Monday, July 26, 2010

Paprika and cherries, all in one day

My husband and I made two recipes from the July 2010 issue of BBC GoodFood magazine today, and both were terrific. They were Paprika Chicken Ciabattas and Baked Cherry Cheesecake.

Paprika Chicken Ciabattas were an absolute cinch to put together (or so my husband tells me – he made them!)
   The results, for such little time and effort required, were amazing: The chicken was juicy and went well with the toasted buns and lettuce.
   The secret ingredient of the recipe, though, is the spread that’s put on the toasted buns – mayonnaise mixed with some crushed garlic. Don’t skip this!
   The recipe calls for a ciabatta loaf. When I couldn’t find this, I bought some wide whole-wheat submarine buns, and they worked well.
   It seems the recipe doesn't ask for putting another ciabatta half on top to make a sandwich -- that's what my husband and I did.
   The recipe also calls for smoked paprika, not to be confused with regular paprika. In Canada, the McCormick line of spices has smoked paprika, and it is also found in gourmet food stores.
   The ciabattas is generally family-friendly. I could see most people over the age of 10 going for them.
   They would work for an informal backyard get-together – you could make a platter of these and put them out for the gang.

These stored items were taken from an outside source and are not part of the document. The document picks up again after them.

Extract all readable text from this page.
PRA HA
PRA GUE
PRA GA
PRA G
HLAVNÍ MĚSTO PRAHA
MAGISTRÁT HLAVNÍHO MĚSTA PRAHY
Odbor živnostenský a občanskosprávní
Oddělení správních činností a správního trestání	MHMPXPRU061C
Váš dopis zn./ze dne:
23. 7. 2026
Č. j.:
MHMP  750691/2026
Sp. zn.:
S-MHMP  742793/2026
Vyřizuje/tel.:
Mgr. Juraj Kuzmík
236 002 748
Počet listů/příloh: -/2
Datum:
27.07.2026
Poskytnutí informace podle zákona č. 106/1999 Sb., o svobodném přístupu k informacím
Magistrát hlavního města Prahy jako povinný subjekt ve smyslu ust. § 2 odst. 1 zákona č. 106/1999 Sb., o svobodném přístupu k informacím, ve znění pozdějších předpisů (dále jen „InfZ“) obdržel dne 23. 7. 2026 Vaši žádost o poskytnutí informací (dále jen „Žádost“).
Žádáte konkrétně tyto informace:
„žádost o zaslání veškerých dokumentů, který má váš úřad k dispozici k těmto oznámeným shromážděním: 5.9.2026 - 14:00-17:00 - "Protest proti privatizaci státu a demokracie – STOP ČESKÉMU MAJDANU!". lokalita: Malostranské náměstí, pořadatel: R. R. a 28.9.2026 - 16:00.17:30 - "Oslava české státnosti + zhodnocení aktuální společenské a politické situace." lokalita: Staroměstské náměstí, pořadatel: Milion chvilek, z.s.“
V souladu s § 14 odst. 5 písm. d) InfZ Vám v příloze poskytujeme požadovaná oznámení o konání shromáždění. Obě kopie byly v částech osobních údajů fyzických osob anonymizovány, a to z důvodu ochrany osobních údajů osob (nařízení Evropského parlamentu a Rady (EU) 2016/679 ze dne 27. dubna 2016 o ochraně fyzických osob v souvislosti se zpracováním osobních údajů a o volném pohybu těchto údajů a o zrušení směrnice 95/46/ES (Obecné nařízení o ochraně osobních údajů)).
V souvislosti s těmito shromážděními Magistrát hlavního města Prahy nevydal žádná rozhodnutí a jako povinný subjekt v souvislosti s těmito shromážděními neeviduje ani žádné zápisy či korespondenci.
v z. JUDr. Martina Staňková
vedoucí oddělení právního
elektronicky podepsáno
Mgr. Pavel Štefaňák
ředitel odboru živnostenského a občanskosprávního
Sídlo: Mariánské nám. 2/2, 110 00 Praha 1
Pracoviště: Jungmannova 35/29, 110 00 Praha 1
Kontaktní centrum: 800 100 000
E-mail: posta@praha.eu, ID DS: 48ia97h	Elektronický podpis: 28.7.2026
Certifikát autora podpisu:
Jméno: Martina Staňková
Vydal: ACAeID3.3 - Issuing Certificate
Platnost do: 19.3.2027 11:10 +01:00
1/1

Baked Cherry Cheesecake is a recipe submitted to GoodFood magazine by one of its readers, who said she had made it more than 100 times because it was such a favorite among friends and family.
   It’s a lot like a dessert my mother makes, with a cream cheese middle and berry topping.
   Don’t let the word “cheesecake” scare you off. There’s absolutely nothing complicated about this recipe. I was actually a little shocked by how incredibly easy it is!
   The recipe calls for “light soft cheese” – that’s cream cheese here in North America. It also calls for “caster sugar” – that’s superfine sugar, sometimes labelled berry sugar or extra fine granulated sugar. The “springform tin” – that’s a springform pan.
   I was able to find the called-for digestive biscuits in the cookie aisle of the supermarket.
   Don't worry about pressing up the cookie crust all the way up the sides of the springform pan. I could only push it up a little way. The cheesecake stays together nicely regardless of the height of the crust on the sides.
   Although the recipe doesn’t have an instruction to do this, I thought it might make things even easier, if it was possible, to use a food processor while making the crust.
   The recipe says to combine 12 crushed digestive biscuits with melted butter and caster sugar. I placed these ingredients together and whizzed them up in a food processor, and that made easy work of creating the crumb crust.